As U.S. 60 climbs, the elevation starts to yield pine trees. Sugarloaf and Madre Mountains squat on either side of the road. Just off the highway in Datil sits the Eagle Guest Ranch: a convenience store, gas station, motel and café.

The place has been in Carol Spears’s family for more than 50 years. The white-haired matron won’t divulge her age, save for she’s “old enough to know better.” Spears seems taken aback when she hears the impetus for my trip here.

“There’s more to life than liquor,” says Spears, rolling her eyes.

Maybe, and the beer did warm up on the drive back to Quemado. Still, better than nothing, I think, popping open a longneck and diving into one of the books about Mangas Coloradas I brought along.

The chief was killed under the orders of Brig. Gen. Joseph Rodman West, who’d agreed to discuss peace with the Apache.

“Men, that old murderer has got away from every soldier command and has left a trail of blood for 500 miles on the old stage line,” one account quotes West as telling his troops. “I want him dead or alive tomorrow morning, do you understand? I want him dead.”

The soldiers shot and buried Mangas, reporting he’d attempted to escape. Several days later they dug him up to remove the head. The warriors who accompanied Mangas to Fort McLane were set free and returned home. The story drops off without mention of his final resting place.

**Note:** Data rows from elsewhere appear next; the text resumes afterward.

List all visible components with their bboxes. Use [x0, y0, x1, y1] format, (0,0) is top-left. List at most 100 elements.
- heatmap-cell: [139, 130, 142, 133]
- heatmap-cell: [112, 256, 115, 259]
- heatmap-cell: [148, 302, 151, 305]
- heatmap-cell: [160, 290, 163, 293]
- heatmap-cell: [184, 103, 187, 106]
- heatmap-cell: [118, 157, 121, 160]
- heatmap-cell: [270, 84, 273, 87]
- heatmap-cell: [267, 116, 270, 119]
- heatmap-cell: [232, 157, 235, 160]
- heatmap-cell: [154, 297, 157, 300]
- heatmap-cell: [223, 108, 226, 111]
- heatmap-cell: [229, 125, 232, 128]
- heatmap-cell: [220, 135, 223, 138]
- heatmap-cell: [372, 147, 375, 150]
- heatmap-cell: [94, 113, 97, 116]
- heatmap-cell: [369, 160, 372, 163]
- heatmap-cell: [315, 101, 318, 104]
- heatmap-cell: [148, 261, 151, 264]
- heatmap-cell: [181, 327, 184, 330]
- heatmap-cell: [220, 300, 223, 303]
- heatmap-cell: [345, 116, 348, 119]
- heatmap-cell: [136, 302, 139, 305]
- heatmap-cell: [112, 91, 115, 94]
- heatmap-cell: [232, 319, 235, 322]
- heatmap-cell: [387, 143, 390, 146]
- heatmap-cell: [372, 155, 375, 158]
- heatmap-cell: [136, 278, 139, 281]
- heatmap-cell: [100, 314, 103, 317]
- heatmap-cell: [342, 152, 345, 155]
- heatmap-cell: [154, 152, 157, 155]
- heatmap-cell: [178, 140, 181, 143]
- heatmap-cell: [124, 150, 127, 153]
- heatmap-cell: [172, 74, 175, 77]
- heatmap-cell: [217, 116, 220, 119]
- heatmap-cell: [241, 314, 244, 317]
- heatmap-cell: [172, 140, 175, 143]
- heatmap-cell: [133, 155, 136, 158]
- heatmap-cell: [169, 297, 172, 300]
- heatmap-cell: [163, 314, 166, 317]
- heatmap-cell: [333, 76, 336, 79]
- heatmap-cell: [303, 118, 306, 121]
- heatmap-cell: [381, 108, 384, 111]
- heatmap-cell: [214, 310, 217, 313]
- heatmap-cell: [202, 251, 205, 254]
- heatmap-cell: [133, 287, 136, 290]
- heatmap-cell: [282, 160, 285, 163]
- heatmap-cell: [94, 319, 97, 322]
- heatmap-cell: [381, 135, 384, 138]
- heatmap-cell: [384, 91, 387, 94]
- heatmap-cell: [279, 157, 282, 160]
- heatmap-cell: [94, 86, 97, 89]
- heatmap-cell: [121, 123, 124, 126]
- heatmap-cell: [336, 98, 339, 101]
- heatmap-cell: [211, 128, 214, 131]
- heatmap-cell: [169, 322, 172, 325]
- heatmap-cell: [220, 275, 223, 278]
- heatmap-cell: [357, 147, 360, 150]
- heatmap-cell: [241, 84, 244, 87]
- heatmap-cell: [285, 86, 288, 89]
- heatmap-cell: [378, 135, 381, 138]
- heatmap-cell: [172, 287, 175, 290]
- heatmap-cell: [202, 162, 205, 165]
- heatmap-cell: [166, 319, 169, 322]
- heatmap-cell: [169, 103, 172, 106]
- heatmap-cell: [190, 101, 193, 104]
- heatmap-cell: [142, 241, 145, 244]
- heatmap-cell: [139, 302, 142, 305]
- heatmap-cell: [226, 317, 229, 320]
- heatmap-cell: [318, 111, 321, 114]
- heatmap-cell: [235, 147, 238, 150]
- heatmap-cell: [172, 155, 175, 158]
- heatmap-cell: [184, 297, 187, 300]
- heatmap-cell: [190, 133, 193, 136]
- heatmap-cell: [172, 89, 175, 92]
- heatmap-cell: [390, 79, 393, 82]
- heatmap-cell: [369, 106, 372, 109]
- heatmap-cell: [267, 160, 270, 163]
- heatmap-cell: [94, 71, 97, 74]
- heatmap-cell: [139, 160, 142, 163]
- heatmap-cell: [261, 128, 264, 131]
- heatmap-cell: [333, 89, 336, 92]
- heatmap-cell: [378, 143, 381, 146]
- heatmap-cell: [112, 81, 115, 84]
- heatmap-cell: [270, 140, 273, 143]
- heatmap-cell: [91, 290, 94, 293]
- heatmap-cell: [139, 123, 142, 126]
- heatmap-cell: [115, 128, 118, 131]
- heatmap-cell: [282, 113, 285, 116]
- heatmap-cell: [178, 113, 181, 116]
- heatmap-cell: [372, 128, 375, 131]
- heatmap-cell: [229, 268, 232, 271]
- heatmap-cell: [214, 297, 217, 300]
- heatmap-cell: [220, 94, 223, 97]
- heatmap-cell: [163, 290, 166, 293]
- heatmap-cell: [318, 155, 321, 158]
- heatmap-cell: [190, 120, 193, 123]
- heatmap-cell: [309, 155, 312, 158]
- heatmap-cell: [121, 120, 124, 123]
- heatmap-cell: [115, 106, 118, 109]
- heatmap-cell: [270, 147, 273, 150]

The end of the Apache Wars came with Geronimo’s surrender in 1886.

 

Grave to Nowhere

At Mangas Ranch, when I finally tell Baca about my quest to find Mangas Coloradas’ grave, it’s clear to me that he has heard all this before. He lets out a long breath of smoke, taps the butt and shakes his head. The chief isn’t here, he says. In fact, Mangas Cemetery is named for the town, and only the bodies of ranchers and their families rest there.

“Try Pinos Altos,” he kids. “Or maybe Silver City.”

As far as Baca goes, he says he’s fine where he is, given all the fighting, killing and dying men tend to do. People don’t come out to Mangas often.

“I don’t have a lot of respect for human beings,” he adds, as the sun sets over Mangas. “That’s why I stay out here.”